As neon has to be plugged in (unless it is Box’s Field), the performance ties us to a place and time. As a neon sign blares its message simply into the darkness, this sort of performance orientates around a single gesture and idea unfolding in time, an experiential equivalent to neon’s own directness. Within this time, we move beyond the “neon as sign.” Neon begins to illuminate a different kind of private, shadow space, that in the meanings it produces might not have anything to do with actual light or some metaphorical “illumination.” Neon’s paradoxes begin to be made (in-)visible.

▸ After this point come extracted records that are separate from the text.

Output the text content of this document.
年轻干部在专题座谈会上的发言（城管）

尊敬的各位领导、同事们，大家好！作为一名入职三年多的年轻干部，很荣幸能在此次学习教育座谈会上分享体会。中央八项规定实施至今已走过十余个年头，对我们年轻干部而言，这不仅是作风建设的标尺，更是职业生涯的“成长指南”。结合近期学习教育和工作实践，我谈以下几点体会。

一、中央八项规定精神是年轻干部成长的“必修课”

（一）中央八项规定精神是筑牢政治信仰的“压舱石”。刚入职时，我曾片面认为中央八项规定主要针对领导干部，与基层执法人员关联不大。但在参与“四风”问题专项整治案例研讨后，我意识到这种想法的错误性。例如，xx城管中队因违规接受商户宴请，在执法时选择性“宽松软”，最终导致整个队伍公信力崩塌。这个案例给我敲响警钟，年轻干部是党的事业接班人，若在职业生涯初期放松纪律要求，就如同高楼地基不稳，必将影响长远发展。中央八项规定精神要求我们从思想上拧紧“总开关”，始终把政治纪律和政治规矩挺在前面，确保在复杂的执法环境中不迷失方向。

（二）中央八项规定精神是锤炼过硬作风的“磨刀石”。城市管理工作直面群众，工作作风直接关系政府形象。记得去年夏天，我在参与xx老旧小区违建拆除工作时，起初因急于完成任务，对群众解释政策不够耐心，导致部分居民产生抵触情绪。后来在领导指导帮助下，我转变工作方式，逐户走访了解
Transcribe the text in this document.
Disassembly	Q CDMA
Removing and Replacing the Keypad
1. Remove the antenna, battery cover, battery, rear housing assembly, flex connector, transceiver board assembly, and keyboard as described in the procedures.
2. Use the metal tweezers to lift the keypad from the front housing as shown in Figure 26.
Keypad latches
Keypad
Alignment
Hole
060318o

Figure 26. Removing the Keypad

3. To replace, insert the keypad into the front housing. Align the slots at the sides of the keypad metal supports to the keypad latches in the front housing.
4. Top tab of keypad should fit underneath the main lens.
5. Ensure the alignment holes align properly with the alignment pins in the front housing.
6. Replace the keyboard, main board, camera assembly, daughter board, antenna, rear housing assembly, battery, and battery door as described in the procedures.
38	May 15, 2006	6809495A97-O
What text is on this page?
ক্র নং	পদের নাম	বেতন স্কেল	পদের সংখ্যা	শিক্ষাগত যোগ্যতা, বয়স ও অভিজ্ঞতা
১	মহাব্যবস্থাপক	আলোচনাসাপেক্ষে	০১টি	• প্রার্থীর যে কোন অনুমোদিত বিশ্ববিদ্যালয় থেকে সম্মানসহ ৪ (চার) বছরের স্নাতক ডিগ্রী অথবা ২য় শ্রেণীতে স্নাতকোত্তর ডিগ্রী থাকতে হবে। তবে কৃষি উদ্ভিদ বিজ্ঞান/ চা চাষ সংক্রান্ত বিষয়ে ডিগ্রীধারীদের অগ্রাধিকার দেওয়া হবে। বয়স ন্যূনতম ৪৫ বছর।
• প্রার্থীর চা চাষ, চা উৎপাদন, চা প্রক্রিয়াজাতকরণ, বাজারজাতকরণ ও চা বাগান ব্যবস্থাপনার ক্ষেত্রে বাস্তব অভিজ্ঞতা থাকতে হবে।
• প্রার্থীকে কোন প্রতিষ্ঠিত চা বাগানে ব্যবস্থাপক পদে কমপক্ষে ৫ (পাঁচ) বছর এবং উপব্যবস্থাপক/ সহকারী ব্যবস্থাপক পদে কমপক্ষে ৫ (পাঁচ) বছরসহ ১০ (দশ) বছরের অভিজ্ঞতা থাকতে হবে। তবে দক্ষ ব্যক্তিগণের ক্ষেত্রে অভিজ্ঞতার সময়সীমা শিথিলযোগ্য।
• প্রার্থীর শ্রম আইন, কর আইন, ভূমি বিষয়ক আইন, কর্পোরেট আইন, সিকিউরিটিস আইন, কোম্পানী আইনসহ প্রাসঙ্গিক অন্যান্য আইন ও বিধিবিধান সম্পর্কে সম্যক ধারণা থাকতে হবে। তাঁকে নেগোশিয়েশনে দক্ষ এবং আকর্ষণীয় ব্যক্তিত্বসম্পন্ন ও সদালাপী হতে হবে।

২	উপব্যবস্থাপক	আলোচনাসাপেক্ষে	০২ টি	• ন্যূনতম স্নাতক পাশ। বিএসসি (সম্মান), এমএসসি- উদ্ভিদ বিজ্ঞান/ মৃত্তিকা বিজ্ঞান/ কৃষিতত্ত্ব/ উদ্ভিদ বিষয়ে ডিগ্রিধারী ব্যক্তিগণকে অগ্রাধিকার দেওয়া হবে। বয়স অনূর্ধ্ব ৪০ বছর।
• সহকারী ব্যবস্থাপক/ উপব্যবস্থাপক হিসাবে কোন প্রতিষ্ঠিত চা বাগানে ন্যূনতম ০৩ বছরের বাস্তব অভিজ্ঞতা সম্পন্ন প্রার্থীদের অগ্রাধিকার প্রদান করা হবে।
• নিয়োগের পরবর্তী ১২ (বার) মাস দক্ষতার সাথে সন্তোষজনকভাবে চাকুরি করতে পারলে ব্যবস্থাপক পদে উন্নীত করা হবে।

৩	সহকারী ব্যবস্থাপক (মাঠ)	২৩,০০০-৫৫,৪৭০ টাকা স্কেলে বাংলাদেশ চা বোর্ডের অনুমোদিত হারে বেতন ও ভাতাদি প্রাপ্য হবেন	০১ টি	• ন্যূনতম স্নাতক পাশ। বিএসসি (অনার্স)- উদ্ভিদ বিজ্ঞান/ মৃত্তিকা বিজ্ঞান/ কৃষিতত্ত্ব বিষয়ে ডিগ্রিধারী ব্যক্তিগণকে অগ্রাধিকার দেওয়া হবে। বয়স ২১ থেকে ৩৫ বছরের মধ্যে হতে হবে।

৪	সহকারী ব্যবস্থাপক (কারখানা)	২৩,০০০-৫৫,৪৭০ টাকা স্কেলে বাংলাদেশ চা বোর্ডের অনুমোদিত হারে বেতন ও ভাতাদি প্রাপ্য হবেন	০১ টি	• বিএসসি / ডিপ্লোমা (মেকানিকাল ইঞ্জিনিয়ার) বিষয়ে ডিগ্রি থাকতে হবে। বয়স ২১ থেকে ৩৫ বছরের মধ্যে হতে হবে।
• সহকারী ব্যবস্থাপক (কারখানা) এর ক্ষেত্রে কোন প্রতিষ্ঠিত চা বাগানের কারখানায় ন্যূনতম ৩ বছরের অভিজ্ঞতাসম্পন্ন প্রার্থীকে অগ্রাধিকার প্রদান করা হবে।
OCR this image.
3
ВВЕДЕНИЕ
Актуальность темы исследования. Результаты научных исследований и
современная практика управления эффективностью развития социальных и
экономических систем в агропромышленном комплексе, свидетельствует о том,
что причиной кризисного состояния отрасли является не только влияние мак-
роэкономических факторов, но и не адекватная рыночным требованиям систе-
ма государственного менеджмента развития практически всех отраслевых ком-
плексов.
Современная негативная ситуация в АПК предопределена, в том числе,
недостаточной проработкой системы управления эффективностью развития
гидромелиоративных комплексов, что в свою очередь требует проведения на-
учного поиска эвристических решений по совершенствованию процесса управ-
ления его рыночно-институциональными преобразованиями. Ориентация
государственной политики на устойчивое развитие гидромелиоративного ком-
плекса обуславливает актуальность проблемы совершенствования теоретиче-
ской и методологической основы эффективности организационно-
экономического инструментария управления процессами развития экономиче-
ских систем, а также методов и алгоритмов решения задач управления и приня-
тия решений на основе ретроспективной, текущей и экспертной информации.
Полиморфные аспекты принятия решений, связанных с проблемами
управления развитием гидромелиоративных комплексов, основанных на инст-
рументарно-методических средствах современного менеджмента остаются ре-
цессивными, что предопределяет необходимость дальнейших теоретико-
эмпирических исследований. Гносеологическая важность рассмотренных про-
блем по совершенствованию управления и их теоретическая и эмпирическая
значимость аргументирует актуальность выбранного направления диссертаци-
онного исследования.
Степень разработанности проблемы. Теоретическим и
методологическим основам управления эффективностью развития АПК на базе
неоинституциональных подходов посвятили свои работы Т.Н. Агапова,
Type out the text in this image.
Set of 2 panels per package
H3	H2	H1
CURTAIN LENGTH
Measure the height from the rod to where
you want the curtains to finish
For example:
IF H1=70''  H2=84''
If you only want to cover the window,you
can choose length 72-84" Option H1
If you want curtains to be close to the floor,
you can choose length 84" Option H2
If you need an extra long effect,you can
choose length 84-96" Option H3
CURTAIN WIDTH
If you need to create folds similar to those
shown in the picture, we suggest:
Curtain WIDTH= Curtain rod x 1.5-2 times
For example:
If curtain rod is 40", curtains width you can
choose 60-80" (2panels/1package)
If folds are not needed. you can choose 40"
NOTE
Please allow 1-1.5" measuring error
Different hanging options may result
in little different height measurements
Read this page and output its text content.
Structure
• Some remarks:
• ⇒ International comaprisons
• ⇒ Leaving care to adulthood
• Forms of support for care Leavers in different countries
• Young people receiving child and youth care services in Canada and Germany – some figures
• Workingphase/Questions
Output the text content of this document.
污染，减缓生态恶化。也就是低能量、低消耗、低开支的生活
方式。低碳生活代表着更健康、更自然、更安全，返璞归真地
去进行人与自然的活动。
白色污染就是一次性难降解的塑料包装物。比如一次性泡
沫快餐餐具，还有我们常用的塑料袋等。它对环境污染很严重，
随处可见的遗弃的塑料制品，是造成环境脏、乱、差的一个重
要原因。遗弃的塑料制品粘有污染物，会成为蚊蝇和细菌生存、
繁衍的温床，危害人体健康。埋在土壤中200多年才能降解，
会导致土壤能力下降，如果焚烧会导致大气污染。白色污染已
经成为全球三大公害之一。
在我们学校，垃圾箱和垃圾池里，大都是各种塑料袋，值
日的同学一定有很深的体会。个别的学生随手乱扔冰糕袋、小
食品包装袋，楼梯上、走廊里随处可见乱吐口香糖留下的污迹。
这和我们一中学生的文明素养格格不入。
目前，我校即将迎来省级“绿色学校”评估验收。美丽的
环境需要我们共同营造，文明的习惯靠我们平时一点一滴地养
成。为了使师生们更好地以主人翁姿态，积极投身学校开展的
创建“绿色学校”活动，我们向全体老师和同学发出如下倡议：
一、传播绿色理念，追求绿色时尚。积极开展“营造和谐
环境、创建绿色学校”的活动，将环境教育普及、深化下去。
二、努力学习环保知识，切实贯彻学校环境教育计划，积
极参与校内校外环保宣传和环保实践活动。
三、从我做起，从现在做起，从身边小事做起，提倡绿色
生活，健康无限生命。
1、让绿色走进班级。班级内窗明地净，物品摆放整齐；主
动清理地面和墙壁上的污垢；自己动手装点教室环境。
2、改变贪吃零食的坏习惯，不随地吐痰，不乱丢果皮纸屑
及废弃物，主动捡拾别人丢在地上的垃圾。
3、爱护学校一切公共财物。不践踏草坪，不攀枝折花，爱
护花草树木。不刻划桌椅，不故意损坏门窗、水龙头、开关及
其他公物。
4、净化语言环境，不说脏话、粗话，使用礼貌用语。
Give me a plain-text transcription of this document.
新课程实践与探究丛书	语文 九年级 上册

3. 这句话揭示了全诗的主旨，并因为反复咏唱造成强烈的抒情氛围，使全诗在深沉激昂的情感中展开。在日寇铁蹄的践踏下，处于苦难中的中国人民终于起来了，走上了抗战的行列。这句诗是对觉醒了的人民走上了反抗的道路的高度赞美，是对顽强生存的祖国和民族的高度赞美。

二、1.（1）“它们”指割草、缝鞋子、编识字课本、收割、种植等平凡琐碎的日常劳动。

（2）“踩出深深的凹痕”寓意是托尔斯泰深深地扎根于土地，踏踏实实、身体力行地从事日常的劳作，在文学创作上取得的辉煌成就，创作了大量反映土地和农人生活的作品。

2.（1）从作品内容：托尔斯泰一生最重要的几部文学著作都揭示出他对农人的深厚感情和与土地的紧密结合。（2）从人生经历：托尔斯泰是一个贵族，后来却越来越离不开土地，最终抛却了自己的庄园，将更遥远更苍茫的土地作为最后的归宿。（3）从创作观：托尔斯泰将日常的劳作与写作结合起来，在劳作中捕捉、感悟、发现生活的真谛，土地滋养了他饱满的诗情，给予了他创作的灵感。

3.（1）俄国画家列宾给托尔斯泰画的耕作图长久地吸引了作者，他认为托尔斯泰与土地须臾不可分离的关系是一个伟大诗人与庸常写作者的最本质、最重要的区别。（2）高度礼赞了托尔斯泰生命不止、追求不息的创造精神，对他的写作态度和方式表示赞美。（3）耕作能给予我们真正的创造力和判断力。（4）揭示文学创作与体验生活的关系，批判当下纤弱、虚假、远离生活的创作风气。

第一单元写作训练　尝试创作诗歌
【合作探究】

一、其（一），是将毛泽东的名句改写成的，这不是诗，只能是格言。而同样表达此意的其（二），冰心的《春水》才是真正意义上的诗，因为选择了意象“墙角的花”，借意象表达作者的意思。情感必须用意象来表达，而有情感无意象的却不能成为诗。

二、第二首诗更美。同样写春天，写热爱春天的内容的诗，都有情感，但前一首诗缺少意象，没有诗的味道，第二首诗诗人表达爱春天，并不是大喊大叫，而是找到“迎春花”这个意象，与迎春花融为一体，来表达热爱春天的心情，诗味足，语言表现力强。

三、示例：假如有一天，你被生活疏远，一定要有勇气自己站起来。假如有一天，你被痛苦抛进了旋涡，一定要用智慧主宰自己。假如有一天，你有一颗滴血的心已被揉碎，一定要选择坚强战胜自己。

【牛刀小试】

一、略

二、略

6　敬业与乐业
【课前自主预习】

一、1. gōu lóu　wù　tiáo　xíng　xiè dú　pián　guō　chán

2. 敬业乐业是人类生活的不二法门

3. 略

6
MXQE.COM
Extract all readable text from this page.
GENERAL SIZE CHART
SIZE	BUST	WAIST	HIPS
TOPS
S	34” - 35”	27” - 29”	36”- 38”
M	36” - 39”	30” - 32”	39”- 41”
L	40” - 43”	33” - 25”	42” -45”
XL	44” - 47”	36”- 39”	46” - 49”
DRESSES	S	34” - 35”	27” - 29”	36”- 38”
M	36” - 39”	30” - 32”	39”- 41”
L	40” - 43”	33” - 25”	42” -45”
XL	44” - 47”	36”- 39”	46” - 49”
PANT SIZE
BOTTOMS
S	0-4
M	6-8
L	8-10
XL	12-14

It doesn’t involve neon, but this is also the space of Richard’s Them & Us. In various locations around the UK, glass birds were made in a mobile kiln, then “set free.” A glass seagull for South Shields, a common house sparrow at Ferrybridge Power Station in West Yorkshire, crows in the New Forest and a swallow in Leicester. “It was filled with the breath of my lungs, and still it would not fly!” was Richard’s byline for the project. If the clarity of the gestures survives such dramaturgy, the glass birds, obviously, do not.